Microsoft is investigating a complaint that expired Hotmail accounts retain the linked MS Instant Messenger buddy lists, and those lists are available to the next person who registers the same e-mail address on a Hotmail account.
Microsoft spokeswoman Leslie Hui acknowledged the company is aware of the problem, but didn't say for how long, or when the access to supposedly expired buddy lists would be closed off.
The glitch first came to light more than a year ago, when Dmitri Alperovitch, a software developer and part-founder of Encryption Software, left a message at the Bugtraq Web site in July last year in which he detailed the programming glitches.
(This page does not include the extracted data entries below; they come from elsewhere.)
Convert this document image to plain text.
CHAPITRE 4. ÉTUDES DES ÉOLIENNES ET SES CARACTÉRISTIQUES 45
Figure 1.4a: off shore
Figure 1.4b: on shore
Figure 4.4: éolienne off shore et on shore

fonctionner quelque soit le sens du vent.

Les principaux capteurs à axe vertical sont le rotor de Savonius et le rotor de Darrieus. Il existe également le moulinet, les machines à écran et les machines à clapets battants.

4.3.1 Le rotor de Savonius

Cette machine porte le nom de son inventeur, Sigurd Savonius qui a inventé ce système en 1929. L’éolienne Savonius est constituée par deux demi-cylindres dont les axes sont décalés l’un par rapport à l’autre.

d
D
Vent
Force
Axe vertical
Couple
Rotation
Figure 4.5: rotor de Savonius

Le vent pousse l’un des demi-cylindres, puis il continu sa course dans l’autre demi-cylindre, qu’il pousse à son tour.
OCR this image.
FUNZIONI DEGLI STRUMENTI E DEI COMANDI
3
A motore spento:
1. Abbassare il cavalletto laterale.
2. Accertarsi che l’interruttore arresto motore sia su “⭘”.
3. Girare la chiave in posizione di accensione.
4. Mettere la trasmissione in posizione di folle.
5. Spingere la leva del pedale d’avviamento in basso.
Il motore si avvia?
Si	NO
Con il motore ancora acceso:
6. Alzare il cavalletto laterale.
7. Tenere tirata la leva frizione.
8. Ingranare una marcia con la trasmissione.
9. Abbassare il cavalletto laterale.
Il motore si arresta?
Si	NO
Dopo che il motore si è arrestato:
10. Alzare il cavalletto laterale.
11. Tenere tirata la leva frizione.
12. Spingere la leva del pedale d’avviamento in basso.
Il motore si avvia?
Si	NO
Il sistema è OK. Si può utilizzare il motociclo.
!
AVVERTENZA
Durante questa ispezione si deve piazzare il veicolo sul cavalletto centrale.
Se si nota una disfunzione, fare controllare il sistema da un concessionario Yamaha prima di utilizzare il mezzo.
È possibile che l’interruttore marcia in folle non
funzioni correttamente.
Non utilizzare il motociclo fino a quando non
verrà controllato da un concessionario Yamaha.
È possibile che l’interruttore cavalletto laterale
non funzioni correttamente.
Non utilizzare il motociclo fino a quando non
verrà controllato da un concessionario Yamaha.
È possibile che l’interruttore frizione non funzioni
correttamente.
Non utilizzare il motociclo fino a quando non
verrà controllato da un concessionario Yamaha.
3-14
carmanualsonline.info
He didn't indicate that the possible holes had created any real problems.
"I don't think anybody really knew that contacts wouldn't be cleaned out," said James Nelson, a systems administrator at Cisco Systems. Recently he found out otherwise.
On 14 August Nelson posted a warning at Bugtraq. He wrote that when his account expired after four months of inactivity, he tried to reregister it. Microsoft employees told him his account had never existed, so he registered the same account name from scratch. To his surprise, he wrote on Bugtraq, his old buddy list came up.
Later, he wrote, someone else was using his identity from a different account that he no longer used.
"One day, someone unknown appeared in my contacts' list. Turned out that someone had registered that (by then canceled) account, and had inherited my contacts' list," Nelson wrote in the posting.
"The first time, I thought it was a fluke," Nelson said in a telephone interview. "It's not a huge thing, but it is sort of disturbing."